Why am I bringing this up? Because I realized that the outline structure of a document is also a DAG. Each Heading has several blocks of text under it, like the children in the family tree. And each Heading itself is a subheading of a bigger Heading. The concept of the “document” itself can be seen as the Lucas Grey of our family tree. Each document in a wiki is a DAG.

Therefore Multigraph?

So, you have a graph of text blocks that form DAGs of documents, but each of those text blocks can also connect up to other text blocks in other DAGs with hyperlinks. So, what if we had a graph with two kinds of edges, the Outline kind, and the Hyperlink kind? An entire wiki could be theoretically stored in a single multigraph of text blocks, with Outline DAGs encoding documents, and Hyperlink graphs representing the connections between all the documents.

Conclusion

I believe that the type definition of a Wiki would be a multigraph of text. I think that you could store an entire wiki inside of a graph database and have a really interesting architecture for a wiki engine. But that’s for next time 🙂

Source Code in a Wiki?

This is an add on to my previous post, Wikis as Multigraphs of Text.

As of right now, most source code is stored as text files in a file system. And this has worked out fine for the industry for decades. But, there are other ways of storing programs. What if, we stored source code in a wiki?

As a reminder, from my previous blog post, I stated that a Wiki data type could be encoded as a multigraph, that is, a graph with at least two kinds of edges, Outline, where we encode text block order for output, and Hyperlink, where we track hyperlink references between blocks.

Why should we put source code in wikis?

For the purposes of this blog post, I’d like to avoid the question of the usefulness of this paradigm, and just make this statement: I think this is a fun thought experiment, not a call for change.

If/when I do implement some kind of system based on these ideas, I will report that in another post.

I think that a wiki could be an excellent way for a group of programmers to maintain a codebase over time. Utility scripts could be encoded with documentation alongside, with comments and examples included. If the wiki was version controlled, then all of that information would be as well. All alongside your code, instead of in a different place. And if that wiki was a multigraph, then you can use graph theory to structure your code instead of a bytestream.

Here’s a made up example: let’s say that there is a license/copyright comment block at the top of every one of your files in your code base. In the real world examples of these, often there was a script or automation of some kind that made sure that all of these comment blocks were up to date. If source code was encoded in a graph, then you could have only one vertex in the graph that has that license file, then you can have any number of references to it. If you have the system present the code as a file system (as a particular view into your graph data), then all the files would have that same comment block at the top.
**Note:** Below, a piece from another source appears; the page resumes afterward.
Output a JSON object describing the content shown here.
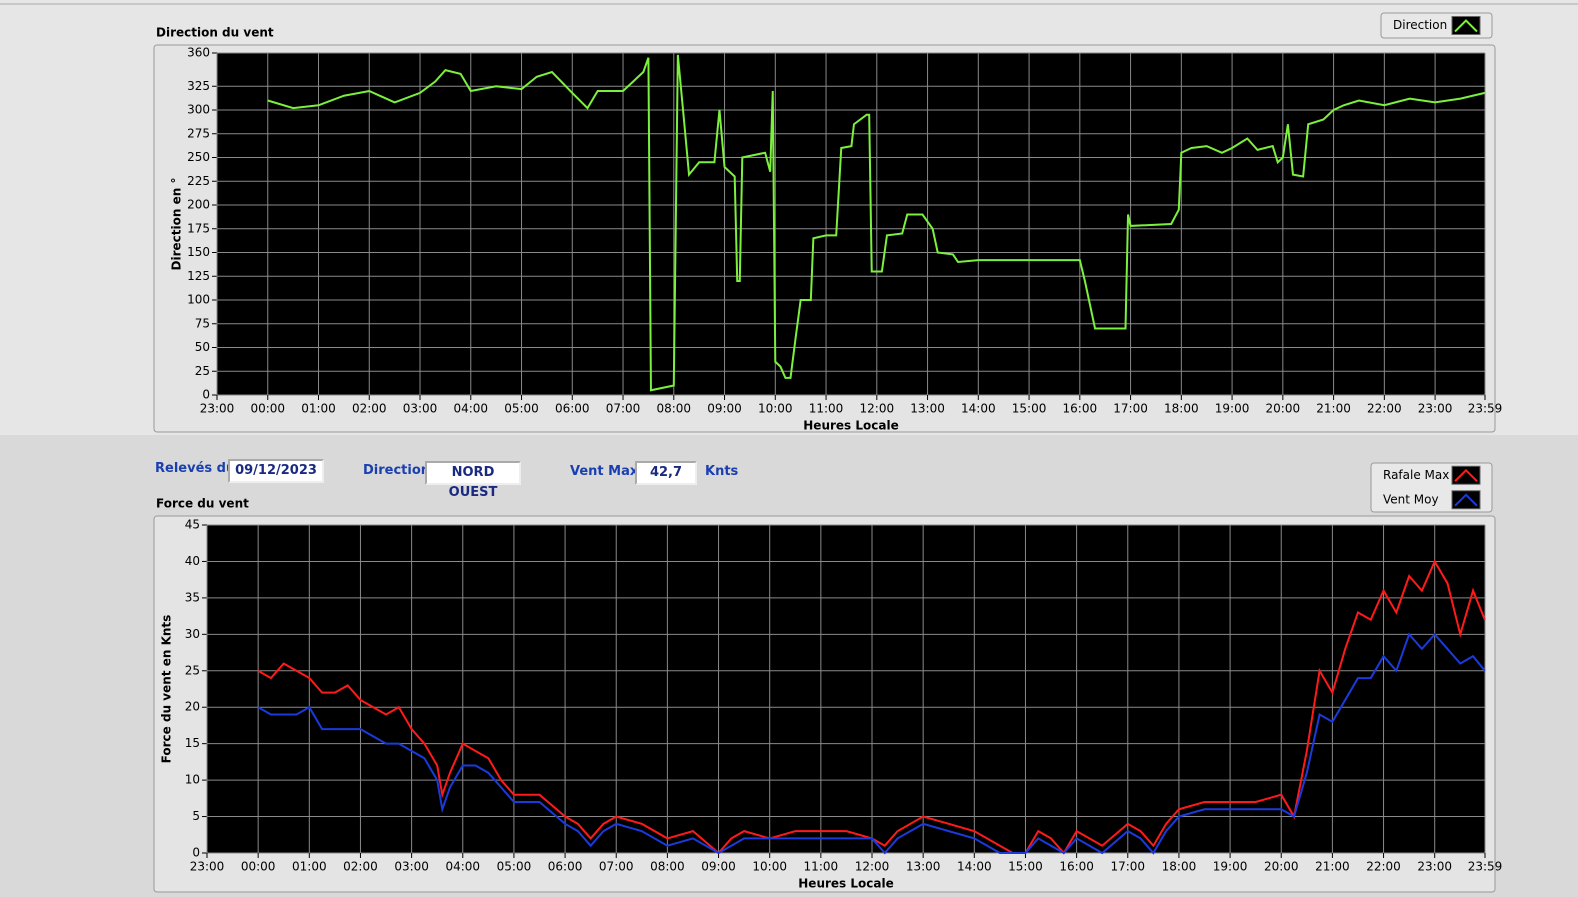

How does this relate to Literate Programming?

This is an evolution of Literate Programming, and as such, the tangle and weave functions from that paradigm are required. The weave function creates a website that allows users to view the graph data as prose. The tangle function creates that view into the graph data of a filesystem with the source code in plaintext.

What types do we need for the multigraph?

So, the types needed to encode this change would have to expand to include different kinds of text blocks, and include a new type of edge.

In the last post, the Wiki only has one type of block, which is just Text. However, in the case of differentiating between different kinds of blocks, we need to make at least two kinds of blocks: Prose and Code. If we wanted to have our wiki be a polyglot environment, we can have the Code block encode what language the code is in as Text or possibly a sum type.

The Outline edge type can also be divided into two kinds, which I’m naming after the two Literate Programming functions: Tangle and Weave. Both the Tangle and Weave types could include a filepath as a property. So, during the tangle operation, the system would output the files as they should be for compilation, and the weave operation would generate the pages for the wiki for user viewing.

The End

This is a fairly new idea for me, and I don’t know a lot of details as of yet. I’m going to read up on Tinkerpop and Goblin and see if I can’t test out some of these ideas on my own.

Thanks for reading!